FACE À DES MURS - NICE 1997.

Le Vieux-Nice est une véritable curiosité. Les êtres les plus étranges s'y croisent, s'y côtoient, offrant au badaud une impression d'ailleurs, mélange trouble de cour des miracles et de pittoresque méditerranéen. Le soleil qui luit sur la mer toute proche illumine les toits de façon vive. Le ton est donné, entre bleu d'azur et ocres saturés.
Pourtant le Vieux-Nice est avant tout un lieu d'ombre. Les "immeubles" qui le composent datent pour la plupart de la fin du XVIIème siècle, et témoignent de la volonté des habitants de l'époque de s'abriter de ce soleil aujourd'hui tant couru. Les rues n'ont guère plus de trois mètres de large, offrant un recul limité qui ne gène en rien le lèche vitrine, mais crée un effet de murmurante véranda pour persiennes et jalousies.
C'est en allant acheter du pain rue du Jésus que j'ai vu le premier...  Ce bout de mur avait là quelque chose. Cette lumière furtive, fugace, dans ce labyrinthe aux parois à l'allure de falaises balconnées, le magnifiait. Le morceau d'affiche, l'éclat de peinture, la poussière du ciment centenaire jouaient avec elle. L'ombre était aiguë, ramassée en petites pointes agressives. Il semblait y avoir bataille.
Quand je repassai peu après avec le pain, c'était fini. Mon mur cendrillon avait repris ses allures de souillon. Il renaîtrait le lendemain, si les nuages ne venaient pas s'en mêler... Je serais là.
Cette série de photos a commencé comme ça.  "Flairant" l'instant, j'ai couru d'angles en porches, de placettes en escaliers, à la recherche de cette chose nouvelle qui me faisait vibrer, l'entente de la matière avec cette lumière rasante de midi, j'oserai dire"in vivo", au détriment de l'ombre et de la platitude.

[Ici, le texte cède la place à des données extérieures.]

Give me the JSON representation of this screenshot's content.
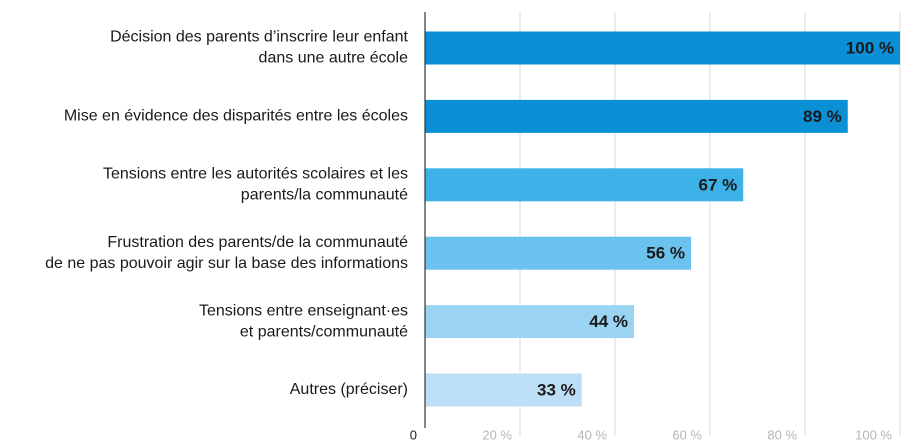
{
  "chart_data": {
    "type": "bar",
    "orientation": "horizontal",
    "categories": [
      [
        "Décision des parents d’inscrire leur enfant",
        "dans une autre école"
      ],
      [
        "Mise en évidence des disparités entre les écoles"
      ],
      [
        "Tensions entre les autorités scolaires et les",
        "parents/la communauté"
      ],
      [
        "Frustration des parents/de la communauté",
        "de ne pas pouvoir agir sur la base des informations"
      ],
      [
        "Tensions entre enseignant·es",
        "et parents/communauté"
      ],
      [
        "Autres (préciser)"
      ]
    ],
    "values": [
      100,
      89,
      67,
      56,
      44,
      33
    ],
    "value_labels": [
      "100 %",
      "89 %",
      "67 %",
      "56 %",
      "44 %",
      "33 %"
    ],
    "colors": [
      "#0b8fd5",
      "#0b8fd5",
      "#3cb2e8",
      "#6cc2ee",
      "#9bd3f3",
      "#bddff6"
    ],
    "xlim": [
      0,
      100
    ],
    "xticks": [
      0,
      {
        "value": 20,
        "label": "20 %"
      },
      {
        "value": 40,
        "label": "40 %"
      },
      {
        "value": 60,
        "label": "60 %"
      },
      {
        "value": 80,
        "label": "80 %"
      },
      {
        "value": 100,
        "label": "100 %"
      }
    ],
    "grid": true
  }
}
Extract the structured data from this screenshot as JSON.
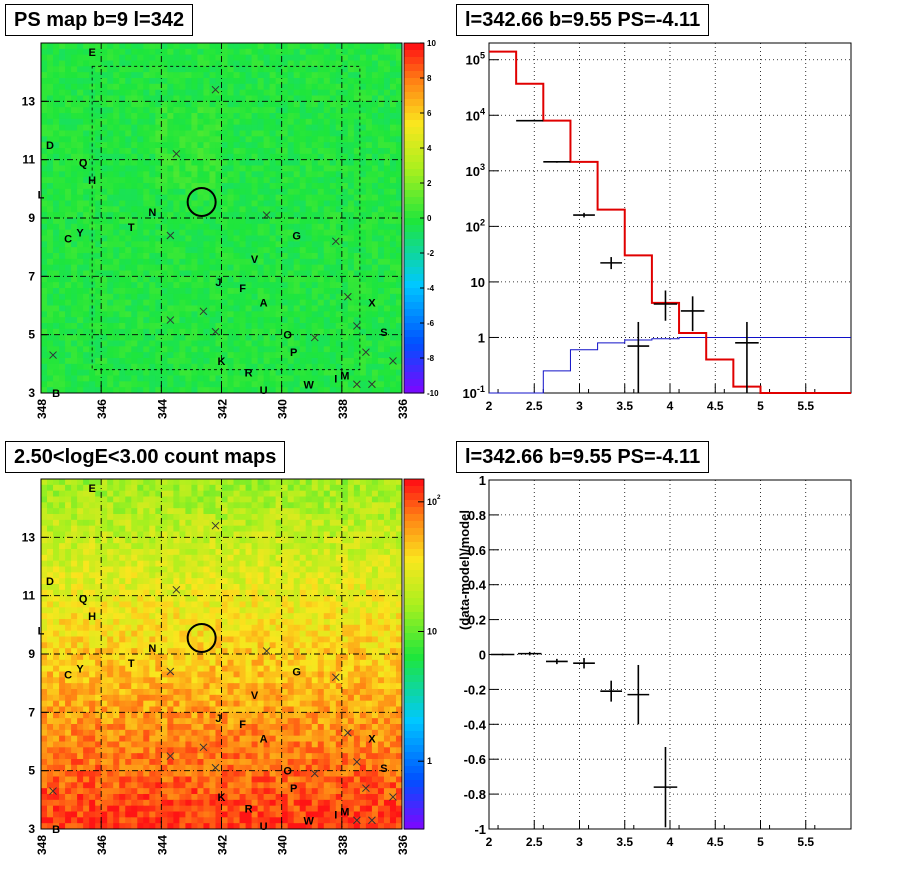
{
  "panels": {
    "ps_map": {
      "title": "PS map b=9 l=342"
    },
    "spectrum": {
      "title": "l=342.66 b=9.55 PS=-4.11"
    },
    "count_map": {
      "title": "2.50<logE<3.00 count maps"
    },
    "residual": {
      "title": "l=342.66 b=9.55 PS=-4.11"
    }
  },
  "chart_data": [
    {
      "type": "heatmap",
      "name": "PS map",
      "x_ticks": [
        "348",
        "346",
        "344",
        "342",
        "340",
        "338",
        "336"
      ],
      "y_ticks": [
        "3",
        "5",
        "7",
        "9",
        "11",
        "13"
      ],
      "xlim": [
        348,
        336
      ],
      "ylim": [
        3,
        15
      ],
      "colorbar": {
        "min": -10,
        "max": 10,
        "ticks": [
          "10",
          "8",
          "6",
          "4",
          "2",
          "0",
          "-2",
          "-4",
          "-6",
          "-8",
          "-10"
        ]
      },
      "grid": true,
      "source_labels": [
        {
          "text": "E",
          "l": 346.3,
          "b": 14.7
        },
        {
          "text": "D",
          "l": 347.7,
          "b": 11.5
        },
        {
          "text": "Q",
          "l": 346.6,
          "b": 10.9
        },
        {
          "text": "H",
          "l": 346.3,
          "b": 10.3
        },
        {
          "text": "L",
          "l": 348.0,
          "b": 9.8
        },
        {
          "text": "N",
          "l": 344.3,
          "b": 9.2
        },
        {
          "text": "T",
          "l": 345.0,
          "b": 8.7
        },
        {
          "text": "Y",
          "l": 346.7,
          "b": 8.5
        },
        {
          "text": "C",
          "l": 347.1,
          "b": 8.3
        },
        {
          "text": "G",
          "l": 339.5,
          "b": 8.4
        },
        {
          "text": "V",
          "l": 340.9,
          "b": 7.6
        },
        {
          "text": "J",
          "l": 342.1,
          "b": 6.8
        },
        {
          "text": "F",
          "l": 341.3,
          "b": 6.6
        },
        {
          "text": "A",
          "l": 340.6,
          "b": 6.1
        },
        {
          "text": "X",
          "l": 337.0,
          "b": 6.1
        },
        {
          "text": "O",
          "l": 339.8,
          "b": 5.0
        },
        {
          "text": "S",
          "l": 336.6,
          "b": 5.1
        },
        {
          "text": "P",
          "l": 339.6,
          "b": 4.4
        },
        {
          "text": "K",
          "l": 342.0,
          "b": 4.1
        },
        {
          "text": "R",
          "l": 341.1,
          "b": 3.7
        },
        {
          "text": "M",
          "l": 337.9,
          "b": 3.6
        },
        {
          "text": "I",
          "l": 338.2,
          "b": 3.5
        },
        {
          "text": "W",
          "l": 339.1,
          "b": 3.3
        },
        {
          "text": "U",
          "l": 340.6,
          "b": 3.1
        },
        {
          "text": "B",
          "l": 347.5,
          "b": 3.0
        }
      ],
      "crosses": [
        {
          "l": 342.2,
          "b": 13.4
        },
        {
          "l": 343.5,
          "b": 11.2
        },
        {
          "l": 340.5,
          "b": 9.1
        },
        {
          "l": 343.7,
          "b": 8.4
        },
        {
          "l": 338.2,
          "b": 8.2
        },
        {
          "l": 342.6,
          "b": 5.8
        },
        {
          "l": 343.7,
          "b": 5.5
        },
        {
          "l": 342.2,
          "b": 5.1
        },
        {
          "l": 337.8,
          "b": 6.3
        },
        {
          "l": 337.5,
          "b": 5.3
        },
        {
          "l": 338.9,
          "b": 4.9
        },
        {
          "l": 337.2,
          "b": 4.4
        },
        {
          "l": 336.3,
          "b": 4.1
        },
        {
          "l": 347.6,
          "b": 4.3
        },
        {
          "l": 337.5,
          "b": 3.3
        },
        {
          "l": 337.0,
          "b": 3.3
        }
      ],
      "circle": {
        "l": 342.66,
        "b": 9.55
      }
    },
    {
      "type": "line",
      "name": "spectrum",
      "xlim": [
        2,
        6
      ],
      "ylim": [
        0.1,
        200000
      ],
      "log_y": true,
      "x_ticks": [
        "2",
        "2.5",
        "3",
        "3.5",
        "4",
        "4.5",
        "5",
        "5.5"
      ],
      "y_ticks": [
        "10^-1",
        "1",
        "10",
        "10^2",
        "10^3",
        "10^4",
        "10^5"
      ],
      "grid": true,
      "red_model_edges": [
        2.0,
        2.3,
        2.6,
        2.9,
        3.2,
        3.5,
        3.8,
        4.1,
        4.4,
        4.7,
        5.0,
        6.0
      ],
      "red_model_values": [
        140000,
        37000,
        8000,
        1450,
        200,
        30,
        4.2,
        1.2,
        0.4,
        0.13,
        0.09
      ],
      "blue_model_edges": [
        2.0,
        2.6,
        2.9,
        3.2,
        3.5,
        3.8,
        4.1,
        6.0
      ],
      "blue_model_values": [
        0.06,
        0.25,
        0.6,
        0.8,
        0.9,
        0.95,
        1.0
      ],
      "data_points": [
        {
          "x": 2.45,
          "y": 8000,
          "xerr": 0.15,
          "ylo": 7800,
          "yhi": 8200
        },
        {
          "x": 2.75,
          "y": 1450,
          "xerr": 0.15,
          "ylo": 1400,
          "yhi": 1500
        },
        {
          "x": 3.05,
          "y": 160,
          "xerr": 0.12,
          "ylo": 145,
          "yhi": 175
        },
        {
          "x": 3.35,
          "y": 22,
          "xerr": 0.12,
          "ylo": 17,
          "yhi": 28
        },
        {
          "x": 3.65,
          "y": 0.7,
          "xerr": 0.12,
          "ylo": 0.1,
          "yhi": 1.9
        },
        {
          "x": 3.95,
          "y": 4.0,
          "xerr": 0.13,
          "ylo": 2.0,
          "yhi": 7.0
        },
        {
          "x": 4.25,
          "y": 3.0,
          "xerr": 0.13,
          "ylo": 1.3,
          "yhi": 5.5
        },
        {
          "x": 4.85,
          "y": 0.8,
          "xerr": 0.13,
          "ylo": 0.1,
          "yhi": 1.9
        }
      ]
    },
    {
      "type": "heatmap",
      "name": "count map",
      "x_ticks": [
        "348",
        "346",
        "344",
        "342",
        "340",
        "338",
        "336"
      ],
      "y_ticks": [
        "3",
        "5",
        "7",
        "9",
        "11",
        "13"
      ],
      "xlim": [
        348,
        336
      ],
      "ylim": [
        3,
        15
      ],
      "colorbar": {
        "log": true,
        "min": 0.3,
        "max": 150,
        "ticks": [
          "1",
          "10",
          "10^2"
        ]
      },
      "grid": true
    },
    {
      "type": "scatter",
      "name": "residual",
      "xlim": [
        2,
        6
      ],
      "ylim": [
        -1,
        1
      ],
      "ylabel": "(data-model)/model",
      "x_ticks": [
        "2",
        "2.5",
        "3",
        "3.5",
        "4",
        "4.5",
        "5",
        "5.5"
      ],
      "y_ticks": [
        "-1",
        "-0.8",
        "-0.6",
        "-0.4",
        "-0.2",
        "0",
        "0.2",
        "0.4",
        "0.6",
        "0.8",
        "1"
      ],
      "grid": true,
      "data_points": [
        {
          "x": 2.15,
          "y": 0.0,
          "xerr": 0.13,
          "yerr": 0.005
        },
        {
          "x": 2.45,
          "y": 0.005,
          "xerr": 0.13,
          "yerr": 0.01
        },
        {
          "x": 2.75,
          "y": -0.04,
          "xerr": 0.12,
          "yerr": 0.015
        },
        {
          "x": 3.05,
          "y": -0.05,
          "xerr": 0.12,
          "yerr": 0.03
        },
        {
          "x": 3.35,
          "y": -0.21,
          "xerr": 0.12,
          "yerr": 0.06
        },
        {
          "x": 3.65,
          "y": -0.23,
          "xerr": 0.12,
          "yerr": 0.17
        },
        {
          "x": 3.95,
          "y": -0.76,
          "xerr": 0.13,
          "yerr": 0.23
        }
      ]
    }
  ]
}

 Ces murs sont le seul horizon de celui qui vit dans le Vieux, un "troglo" comme on dit ici, les peintures rupestres de sa grotte à ciel ouvert. Ils obsèdent à force d'être vus sans être regardés. Les rendre beaux a sans doute été une manière de les exorciser, d'être à nouveau capable de les dépasser pour aller voir la mer,  devant le cours, à deux pas de là.